Even so, Gagnon said, the car is crucial if Mitsubishi hopes to remain a mainstream automaker in this country, and if it hopes to expand its customer base to more families and more mature customers.
"It keeps us right at the heart of the car market," he said.
The 2004 model, which goes on sale in October, is the first Galant designed, engineered and built for the U.S. market. Bigger all around and more powerful than its predecessor, it is the second vehicle off Mitsubishi's Project America platform, which also will include some Chrysler group vehicles.
The car is 2.8 inches longer, 3.9 inches wider and 2.2 inches taller than its predecessor.
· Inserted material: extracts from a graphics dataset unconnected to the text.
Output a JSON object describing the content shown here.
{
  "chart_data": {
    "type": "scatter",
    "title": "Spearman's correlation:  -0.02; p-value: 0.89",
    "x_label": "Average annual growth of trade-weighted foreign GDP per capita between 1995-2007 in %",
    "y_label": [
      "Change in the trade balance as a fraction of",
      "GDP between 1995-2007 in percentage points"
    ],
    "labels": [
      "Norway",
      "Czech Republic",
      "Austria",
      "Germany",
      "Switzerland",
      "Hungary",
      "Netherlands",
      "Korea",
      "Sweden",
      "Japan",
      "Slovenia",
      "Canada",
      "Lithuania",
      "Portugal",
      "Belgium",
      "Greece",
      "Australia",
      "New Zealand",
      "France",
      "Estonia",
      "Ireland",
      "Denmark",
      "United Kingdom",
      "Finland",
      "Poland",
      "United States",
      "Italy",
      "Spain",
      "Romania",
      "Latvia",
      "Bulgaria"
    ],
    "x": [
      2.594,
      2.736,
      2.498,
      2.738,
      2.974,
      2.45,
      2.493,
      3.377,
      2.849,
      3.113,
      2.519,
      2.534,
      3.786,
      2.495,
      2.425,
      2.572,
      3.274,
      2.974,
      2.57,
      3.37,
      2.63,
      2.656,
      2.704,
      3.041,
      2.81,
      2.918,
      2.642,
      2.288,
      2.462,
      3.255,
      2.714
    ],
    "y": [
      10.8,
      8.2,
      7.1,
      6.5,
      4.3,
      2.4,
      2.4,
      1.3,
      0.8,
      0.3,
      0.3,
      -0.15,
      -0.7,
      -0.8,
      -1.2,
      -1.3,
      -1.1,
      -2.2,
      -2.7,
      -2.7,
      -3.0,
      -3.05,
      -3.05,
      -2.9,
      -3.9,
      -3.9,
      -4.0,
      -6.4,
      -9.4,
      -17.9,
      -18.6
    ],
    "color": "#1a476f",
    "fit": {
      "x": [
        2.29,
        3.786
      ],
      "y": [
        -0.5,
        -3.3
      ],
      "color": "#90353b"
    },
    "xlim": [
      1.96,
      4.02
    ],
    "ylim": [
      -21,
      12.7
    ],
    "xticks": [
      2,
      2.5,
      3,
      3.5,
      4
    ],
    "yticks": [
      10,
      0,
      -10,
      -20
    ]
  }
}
At 108.3 inches, the wheelbase is 4.6 inches longer than the current model.
The base model comes with Mitsubishi's new 2.4-liter MIVEC (for Mitsubishi Innovative Valve timing and lift Electronic Control) engine, mated with a four-speed automatic transmission and four-wheel disc brakes. The new engine was designed to improve power over a wide rpm range without sacrificing fuel economy.
It makes 160 hp at 5,500 rpm and 157 pounds-feet of torque at 4,000 rpm, up from 140 hp and 155 pounds-feet of torque in the current model.
The optional 3.8-liter V-6 produces 230 hp, up from 195 hp in the '03 model.
Standard features include remote keyless entry with trunk opener, power windows, lock and mirrors, height-adjustable driver's seat, 140-watt, four-speaker AM/FM/CD audio system, dual front airbags and child safety locks.
"The market has moved up in the mid-sized category," Gagnon said. "In order to compete, we had to be bigger, better and faster."